Jules Verne

Et, lorsque les commissaires-enquêteurs l'interrogeaient sur le résultat de ses entrevues :

« Rien encore! disait-elle. Peut-être avec du temps obtiendrai-je enfin… »

Ô astuce de femme!

Avec du temps! disait-elle. Mais, ce temps, il marchait à grands pas. Les semaines s'écoulaient comme des jours, les jours comme des heures, les heures comme des minutes.

On était en mai déjà. Mrs Evangélina Scorbitt n'avait rien obtenu de J.-T. Maston, et là où cette femme si influente avait échoué, nul autre ne pouvait avoir l'espoir de réussir. Faudrait-il donc se résigner à attendre le coup terrible, sans qu'il se présentât une chance de l'empêcher?

Eh bien, non! En pareille occurrence, la résignation est inacceptable! Aussi les délégués des Puissances européennes devinrent-ils plus obsédants que jamais. Il y eut lutte de tous les instants entre eux et les membres de la Commission d'enquête, lesquels furent directement pris à partie. Jusqu'au flegmatique Jacques Jansen, qui, en dépit de sa placidité hollandaise, accablait les commissaires de ses récriminations quotidiennes. Le colonel Boris Karkof eut même un duel avec le secrétaire de ladite commission ­ duel dans lequel il ne blessa que légèrement son adversaire. Quant au major Donellan, s'il ne se battit ni à l'arme à feu ni à l'arme blanche, ­ ce qui est contraire aux usages britanniques ­ du moins, assisté de son secrétaire Dean Toodrink, échangea-t-il quelques douzaines de coups de poing dans une boxe en règle avec William S. Forster, le flegmatique consignataire de morues, l'homme de paille de la _North Polar Practical Association_, lequel, d'ailleurs, ne savait rien de l'affaire.

En réalité, le monde entier se conjurait pour rendre les Américains des États-Unis responsables des actes de l'un de leurs plus glorieux enfants, Impey Barbicane. On ne parlait rien moins que de retirer les ambassadeurs et les ministres plénipotentiaires accrédités près cet imprudent gouvernement de Washington et de lui déclarer la guerre.

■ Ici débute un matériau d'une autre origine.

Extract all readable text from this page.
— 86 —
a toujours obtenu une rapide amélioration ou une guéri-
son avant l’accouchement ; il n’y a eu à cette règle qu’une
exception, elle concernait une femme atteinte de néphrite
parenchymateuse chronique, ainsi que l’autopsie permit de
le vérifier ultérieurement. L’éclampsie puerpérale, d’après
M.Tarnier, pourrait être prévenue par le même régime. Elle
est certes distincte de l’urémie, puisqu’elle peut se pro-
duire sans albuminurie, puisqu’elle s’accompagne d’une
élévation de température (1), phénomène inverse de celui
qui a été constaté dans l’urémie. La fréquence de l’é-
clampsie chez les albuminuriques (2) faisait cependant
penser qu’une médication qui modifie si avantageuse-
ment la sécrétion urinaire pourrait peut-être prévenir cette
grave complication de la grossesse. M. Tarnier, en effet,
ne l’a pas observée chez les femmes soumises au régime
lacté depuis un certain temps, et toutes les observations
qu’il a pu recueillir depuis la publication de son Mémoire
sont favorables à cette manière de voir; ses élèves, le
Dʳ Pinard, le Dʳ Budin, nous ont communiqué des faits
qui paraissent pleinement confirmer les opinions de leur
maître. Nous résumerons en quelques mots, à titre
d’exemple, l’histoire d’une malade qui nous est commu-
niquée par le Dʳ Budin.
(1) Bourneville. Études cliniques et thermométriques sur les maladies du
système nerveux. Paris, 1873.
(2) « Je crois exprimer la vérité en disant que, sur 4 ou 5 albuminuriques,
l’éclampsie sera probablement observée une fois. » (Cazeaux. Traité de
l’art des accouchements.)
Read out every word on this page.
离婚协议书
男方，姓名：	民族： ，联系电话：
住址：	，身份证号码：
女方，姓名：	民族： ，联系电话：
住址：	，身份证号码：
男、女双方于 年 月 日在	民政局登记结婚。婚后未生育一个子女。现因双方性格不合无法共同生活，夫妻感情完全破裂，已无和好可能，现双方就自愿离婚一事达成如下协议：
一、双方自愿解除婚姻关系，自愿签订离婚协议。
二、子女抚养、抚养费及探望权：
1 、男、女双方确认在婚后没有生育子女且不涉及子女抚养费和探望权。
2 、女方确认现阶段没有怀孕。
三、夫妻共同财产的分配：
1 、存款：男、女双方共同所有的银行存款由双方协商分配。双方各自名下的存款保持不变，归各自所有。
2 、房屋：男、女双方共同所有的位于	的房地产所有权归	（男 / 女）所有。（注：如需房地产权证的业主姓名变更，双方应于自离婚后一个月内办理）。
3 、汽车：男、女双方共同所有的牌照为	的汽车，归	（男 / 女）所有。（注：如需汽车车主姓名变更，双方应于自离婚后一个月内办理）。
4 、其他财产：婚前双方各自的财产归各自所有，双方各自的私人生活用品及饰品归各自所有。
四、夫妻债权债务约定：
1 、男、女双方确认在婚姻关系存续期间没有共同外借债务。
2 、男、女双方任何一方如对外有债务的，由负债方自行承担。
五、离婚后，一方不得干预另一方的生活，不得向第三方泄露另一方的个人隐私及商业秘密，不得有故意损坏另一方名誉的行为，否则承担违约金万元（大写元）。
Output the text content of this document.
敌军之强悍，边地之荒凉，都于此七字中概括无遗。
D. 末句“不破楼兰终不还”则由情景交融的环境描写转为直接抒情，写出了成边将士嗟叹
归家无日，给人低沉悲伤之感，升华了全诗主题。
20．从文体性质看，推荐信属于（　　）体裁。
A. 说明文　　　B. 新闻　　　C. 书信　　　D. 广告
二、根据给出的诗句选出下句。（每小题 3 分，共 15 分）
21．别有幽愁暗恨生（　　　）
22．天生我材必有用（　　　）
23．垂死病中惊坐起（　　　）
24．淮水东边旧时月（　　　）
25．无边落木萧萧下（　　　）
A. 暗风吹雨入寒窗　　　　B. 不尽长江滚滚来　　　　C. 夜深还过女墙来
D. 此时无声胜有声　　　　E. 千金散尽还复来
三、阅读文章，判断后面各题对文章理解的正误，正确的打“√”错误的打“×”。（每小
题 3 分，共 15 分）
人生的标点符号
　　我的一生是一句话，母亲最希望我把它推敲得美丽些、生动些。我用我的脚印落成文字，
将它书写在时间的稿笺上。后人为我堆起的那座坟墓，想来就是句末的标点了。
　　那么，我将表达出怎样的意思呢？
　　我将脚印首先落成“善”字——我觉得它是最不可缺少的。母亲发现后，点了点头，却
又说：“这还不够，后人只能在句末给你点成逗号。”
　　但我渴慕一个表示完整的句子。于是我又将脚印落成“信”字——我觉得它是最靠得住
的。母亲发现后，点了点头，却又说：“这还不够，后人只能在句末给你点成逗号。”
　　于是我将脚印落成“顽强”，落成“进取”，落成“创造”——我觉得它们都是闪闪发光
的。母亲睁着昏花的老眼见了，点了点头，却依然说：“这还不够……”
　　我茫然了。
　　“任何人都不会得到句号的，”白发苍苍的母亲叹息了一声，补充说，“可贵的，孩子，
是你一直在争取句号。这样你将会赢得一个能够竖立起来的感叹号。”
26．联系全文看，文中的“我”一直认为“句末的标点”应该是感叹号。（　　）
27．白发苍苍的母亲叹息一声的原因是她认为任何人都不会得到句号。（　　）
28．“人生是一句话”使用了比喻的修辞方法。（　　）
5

Pauvres États-Unis! Ils n'eussent pas mieux demandé que de mettre la main sur Barbicane and Co. En vain répondaient- ils que les Puissances de l'Europe, de l'Asie, de l'Afrique et de l'Océanie avaient carte blanche pour l'arrêter partout où il se trouverait, on ne les écoutait même pas. Et jusqu'alors, impossible de découvrir en quel lieu le président et son collègue s'occupaient à préparer leur abominable opération.

À quoi, les Puissances étrangères répondaient :

« Vous avez J.-T. Maston, leur complice! Or, J.-T. Maston sait à quoi s'en tenir sur le compte de Barbicane. Donc, faites parler J.-T. Maston. »

Faire parler J.-T. Maston! Autant eût valu arracher une parole de la bouche d'Harpocrate, dieu du silence, ou au sourd-muet en chef de l'Institut de New-York.

Et alors, l'exaspération croissant avec l'inquiétude universelle, quelques esprits pratiques rappelèrent que la torture du moyen âge avait du bon, les brodequins du maître- tourmenteur juré, le tenaillement aux mamelles, le plomb fondu, si souverain pour délier les langues les plus rebelles, l'huile bouillante, le chevalet, la question par l'eau, l'estrapade, etc. Pourquoi ne pas se servir de ces moyens que la justice d'autrefois n'hésitait pas à employer dans des circonstances infiniment moins graves, et pour des cas particuliers qui n'intéressaient que fort indirectement les masses?

Mais, il faut bien le reconnaître, ces moyens que justifiaient les moeurs d'autrefois, ne pouvaient plus être employés à la fin d'un siècle de douceur et de tolérance, ­ d'un siècle aussi empreint d'humanité que ce XIXème, caractérisé par l'invention du fusil à répétition, des balles de sept millimètres et des trajectoires d'une tension invraisemblable, ­ d'un siècle qui admet dans les relations internationales l'emploi des obus à la mélinite, à la roburite, à la bellite, à la panclastite, à la méganite et autres substances en ite, qui ne sont rien, il est vrai, auprès de la méli-mélonite.

J.-T. Maston n'avait donc point à redouter d'être soumis à la question ordinaire ou extraordinaire.